Sighter Distribution

From ShotStat
Jump to: navigation, search

... back to Closed Form Precision#How many sighter shots do you need?

"Sighting in" a gun involves trying to align its sighting device so that the point of aim coincides with the center of the point of impact (POI). The statistical challenge with sighting in a gun that has any shot dispersion is that we can only estimate the POI. In principle we know that increasing the number of samples will improve our estimate, but so long as there is some shot dispersion our POI estimate will be some distance from the true POI center.
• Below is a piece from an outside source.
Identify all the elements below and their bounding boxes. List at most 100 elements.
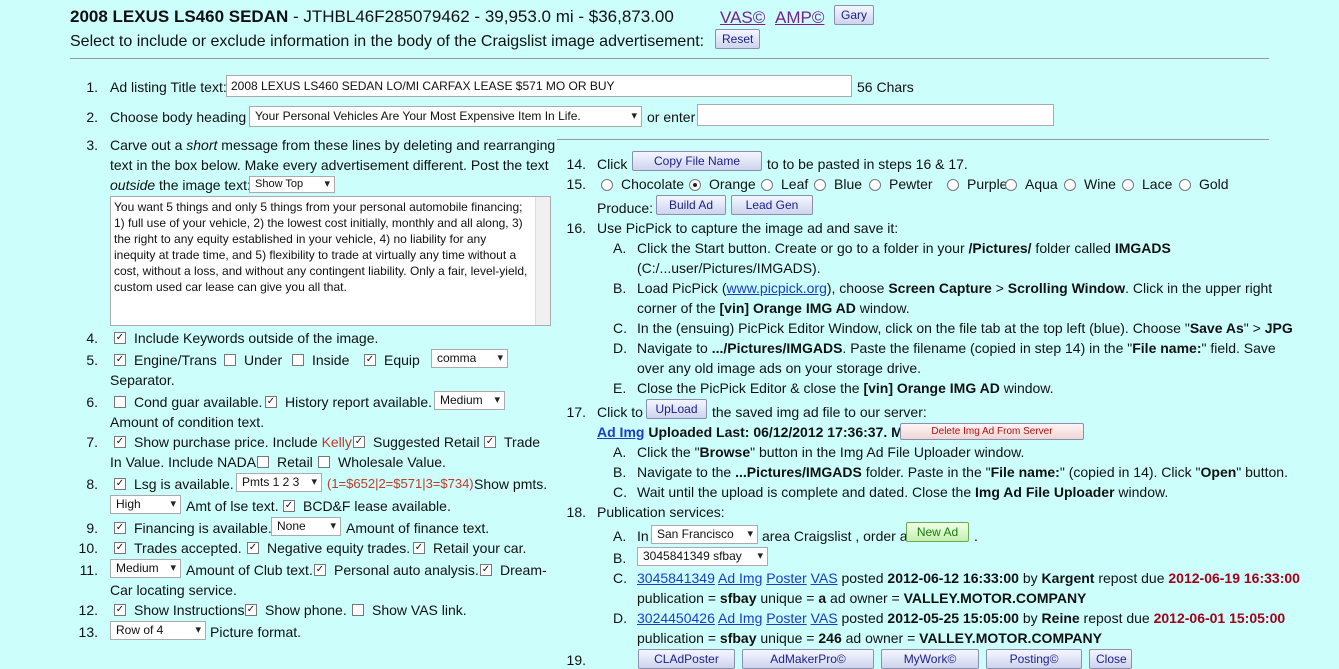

To analyze the characteristics of sighting error we continue to use the symmetric bivariate normal model of shot impacts that allowed us to perform Closed Form Precision analysis. Using Cartesian coordinates we have

$$X, Y \sim N(0, \sigma)$$

I.e., we designate the (unknown) true POI as the origin (0, 0). Now we take some number n of "sighter" shots and calculate their center. The distance of this sample center from the true POI is

$$R(n) = \sqrt{\overline{x_i}^2 + \overline{y_i}^2}$$

What is the distribution of Gun Zero?

Thanks to Alecos Papadopoulos for the following solution:

Given the preceding definitions, the sample means are also mean-zero normal random variables with $$\bar X, \bar Y \sim N(0,\sigma^2/n)$$

Define random variables $$Z_x = \left(\frac{\bar X}{\sigma/\sqrt n}\right)^2 = \frac n{\sigma^2}\bar X^2 \sim \chi^2(1),\;\;Z_y = \left(\frac{\bar Y}{\sigma/\sqrt n}\right)^2 =\frac n{\sigma^2}\bar Y^2\sim \chi^2(1),$$

Then the random variable $$W = Z_x + Z_y =\frac n{\sigma^2}\left(\bar X^2+\bar Y^2\right)\sim \chi^2(2)$$

By the properties of a chi-square random variable, we have $$W_n=\frac {\sigma^2}nW \sim \text {Gamma}(k=1, \theta = 2\sigma^2/n) = \text{Exp}(2\sigma^2/n)$$ i.e. $$f_{W_n}(w_n) = \frac {n}{2\sigma^2}\cdot \exp\Big \{-\frac {n}{2\sigma^2} w_n\Big\}$$

Define \(R_n = \sqrt {W_n}\). By the change-of-variable formula we have

$$W_n = R_n^2 \Rightarrow \frac {dW_n}{dR_n} = 2R_n$$ and so

$$f_{R_n}(r_n) = 2r_n\frac {n}{2\sigma^2}\cdot \exp\Big \{-\frac {n}{2\sigma^2} r_n^2\Big\} = \frac {r_n}{\alpha^2} \exp\Big \{-\frac {r_n^2}{2\alpha^2} \Big\},\;\;\alpha \equiv \sigma/\sqrt n$$

So \(R_n\) follows a Rayleigh distribution with parameter \(\alpha = \sigma / \sqrt{n}\).